Deciphering the Underpinnings of Stomach Cancer With the Help of an AACR Grant

Valerie O’Brien, PhD, is using her microbiology expertise to model and study gastric cancer development with early support from a Debbie’s Dream Foundation-AACR grant.

As a graduate student at Washington University in St. Louis, Valerie O’Brien, PhD, studied chronic bacterial infections. Then, an opportunity to donate bone marrow to a young boy with leukemia motivated her to shift her focus.

“That got me interested in cancer because I could see how it was such an important disease worldwide,” she recalled. “I was looking for a way to combine [my] expertise with cancer.”

Dr. O’Brien chose to pursue a postdoctoral fellowship in the lab of Nina Salama, PhD, a professor, senior vice president of education, and the Dr. Penny E. Petersen Memorial Chair for Lymphoma Research at the Fred Hutchinson Cancer Center in Seattle, who studies a bacterium called Helicobacter pylori (H. pylori), which infects the inner lining of the stomach. According to the National Cancer Institute (NCI), the bacterium can survive for long periods of time by neutralizing stomach acid, burrowing into the mucus that coats the inside of the stomach, and possibly blocking immune responses. 

Chronic infection with H. pylori leads to chronic inflammation, which can damage the stomach lining and drive cancer development. Worldwide, an estimated 80% of gastric cancer cases can be attributed to H. pylori, which disproportionately affects racial and ethnic minorities and people living in low- and middle-income countries.

However, funding for gastric cancer research is relatively limited, Dr. O’Brien said. Early in her fellowship, she was awarded the Debbie’s Dream Foundation-AACR Gastric Cancer Research Fellowship in memory of Sally Mandel, which offers research funding to gastric cancer investigators.

“The impact of an award like this early in my career is immeasurable,” Dr. O’Brien said shortly after receiving the grant in 2018. “This will allow me to make great progress on gastric cancer research, which will set me up to open my own independent research group and gain additional funding down the road.”

Dr. O’Brien used the grant to help her make a mouse model of H. pylori-driven gastric cancer. She hoped the model would allow her and her colleagues to better understand how H. pylori changes stomach cells at the molecular level, which could potentially identify detectable markers of gastric cancer and help researchers design new treatments.

“In gastric cancer, two of the biggest challenges are a lack of early detection in patients and a lack of good treatment options,” Dr. O’Brien said. “My research may be able to address one or both of these issues.”

In 2023, Dr. O’Brien published some of her progress in Cancer Research Communications. Researchers had previously observed that mice whose stomachs were engineered to express overactive copies of the cancer driver gene KRAS experienced cell changes indicative of precancer; infecting these mice with H. pylori made the changes more aggressive. To investigate the molecular underpinnings of these H. pylori-induced changes, Dr. O’Brien and colleagues performed single-cell RNA sequencing on stomach tissue from mice that did and did not express overactive KRAS and that were and were not infected with H. pylori.

They found that samples from KRAS-expressing, H. pylori-infected mice had an abundance of metaplastic pit cells that had replaced other types of stomach cells where they typically shouldn’t.
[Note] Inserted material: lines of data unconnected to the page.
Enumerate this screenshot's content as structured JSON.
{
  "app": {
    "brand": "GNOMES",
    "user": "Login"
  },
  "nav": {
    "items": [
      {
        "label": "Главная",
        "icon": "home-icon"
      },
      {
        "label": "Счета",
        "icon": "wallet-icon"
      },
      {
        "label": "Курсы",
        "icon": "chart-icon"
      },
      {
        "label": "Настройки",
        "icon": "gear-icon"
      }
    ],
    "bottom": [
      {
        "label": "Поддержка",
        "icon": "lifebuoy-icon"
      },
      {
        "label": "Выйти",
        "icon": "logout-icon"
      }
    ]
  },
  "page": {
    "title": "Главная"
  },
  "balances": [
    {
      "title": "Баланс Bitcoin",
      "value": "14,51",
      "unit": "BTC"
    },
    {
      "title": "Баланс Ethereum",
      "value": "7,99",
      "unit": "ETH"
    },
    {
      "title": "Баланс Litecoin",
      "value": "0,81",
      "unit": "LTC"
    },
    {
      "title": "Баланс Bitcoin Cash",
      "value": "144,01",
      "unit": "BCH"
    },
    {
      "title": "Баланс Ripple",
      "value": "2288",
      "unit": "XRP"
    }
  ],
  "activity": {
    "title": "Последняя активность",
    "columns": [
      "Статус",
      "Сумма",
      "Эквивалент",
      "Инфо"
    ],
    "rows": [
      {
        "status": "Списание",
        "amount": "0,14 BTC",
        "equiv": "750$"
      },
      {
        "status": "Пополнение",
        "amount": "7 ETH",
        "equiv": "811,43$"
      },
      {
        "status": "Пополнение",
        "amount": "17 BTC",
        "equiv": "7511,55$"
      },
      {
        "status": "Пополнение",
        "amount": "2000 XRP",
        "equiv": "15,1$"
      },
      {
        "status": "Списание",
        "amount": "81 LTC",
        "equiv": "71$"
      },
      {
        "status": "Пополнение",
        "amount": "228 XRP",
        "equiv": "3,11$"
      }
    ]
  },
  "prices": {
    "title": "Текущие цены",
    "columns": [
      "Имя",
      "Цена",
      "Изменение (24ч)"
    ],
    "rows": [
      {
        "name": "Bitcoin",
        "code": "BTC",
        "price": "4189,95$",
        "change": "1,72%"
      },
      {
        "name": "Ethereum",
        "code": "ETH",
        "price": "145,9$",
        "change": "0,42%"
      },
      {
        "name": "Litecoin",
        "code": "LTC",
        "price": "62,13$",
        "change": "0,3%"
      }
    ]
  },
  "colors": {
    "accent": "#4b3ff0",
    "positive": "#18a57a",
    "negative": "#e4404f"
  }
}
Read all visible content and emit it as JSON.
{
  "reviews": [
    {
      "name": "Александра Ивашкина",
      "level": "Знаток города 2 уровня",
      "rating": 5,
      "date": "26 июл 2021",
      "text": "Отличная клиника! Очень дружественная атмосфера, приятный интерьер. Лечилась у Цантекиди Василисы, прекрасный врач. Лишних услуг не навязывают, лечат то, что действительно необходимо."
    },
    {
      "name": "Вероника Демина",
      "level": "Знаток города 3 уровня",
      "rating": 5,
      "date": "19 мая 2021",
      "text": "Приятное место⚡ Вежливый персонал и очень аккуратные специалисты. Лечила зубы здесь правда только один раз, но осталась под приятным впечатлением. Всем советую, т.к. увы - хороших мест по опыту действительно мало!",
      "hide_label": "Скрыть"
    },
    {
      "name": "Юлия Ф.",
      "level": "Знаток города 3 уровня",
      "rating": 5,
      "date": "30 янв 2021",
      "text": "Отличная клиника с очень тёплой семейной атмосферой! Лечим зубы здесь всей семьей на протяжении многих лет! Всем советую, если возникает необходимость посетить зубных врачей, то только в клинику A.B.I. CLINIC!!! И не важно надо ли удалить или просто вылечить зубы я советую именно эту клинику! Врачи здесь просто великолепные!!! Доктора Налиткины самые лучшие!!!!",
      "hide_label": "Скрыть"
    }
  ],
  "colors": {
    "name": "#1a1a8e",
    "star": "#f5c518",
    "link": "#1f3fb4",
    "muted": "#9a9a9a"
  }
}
These metaplastic pit cells showed a variety of gene expression patterns not characteristic of normal pit cells, including high expression of the genes MUC4 and amphiregulin, which can promote cell proliferation.

Indeed, in human samples of gastric cancer, pit cells that expressed MUC4 also expressed high levels of cell proliferation markers and were more abundant in samples representing later disease stages. 

Dr. O’Brien explained that the study was a solid start toward understanding how these metaplastic changes occur. “We still have much to learn about how and why H. pylori infection leads to gastric cancer,” she said in an AACR grantee update. “In our mouse model, metaplastic pit cells required H. pylori-driven inflammation, and I am particularly excited to investigate how the immune response to H. pylori may harm the stomach epithelium.”

Dr. O’Brien can now pursue this topic as an assistant professor of medicinal chemistry and molecular pharmacology at Purdue University, where she has started her own gastric cancer laboratory. The funding she received from the Debbie’s Dream Foundation-AACR Gastric Cancer Research Fellowship helped pave the way for her to receive a prestigious K99/R00 grant from the NCI of the National Institutes of Health, an outcome she wasn’t sure would have been possible otherwise.

“That’s why it’s so important to have organizations like AACR and Debbie’s Dream Foundation that are helping scientists like me so we can stay in the field of gastric research,” Dr. O’Brien said in 2018. “When I think about how I want my career to progress, I’m very interested in and passionate about gastric cancer, and this is an area that I would really love to stay in.”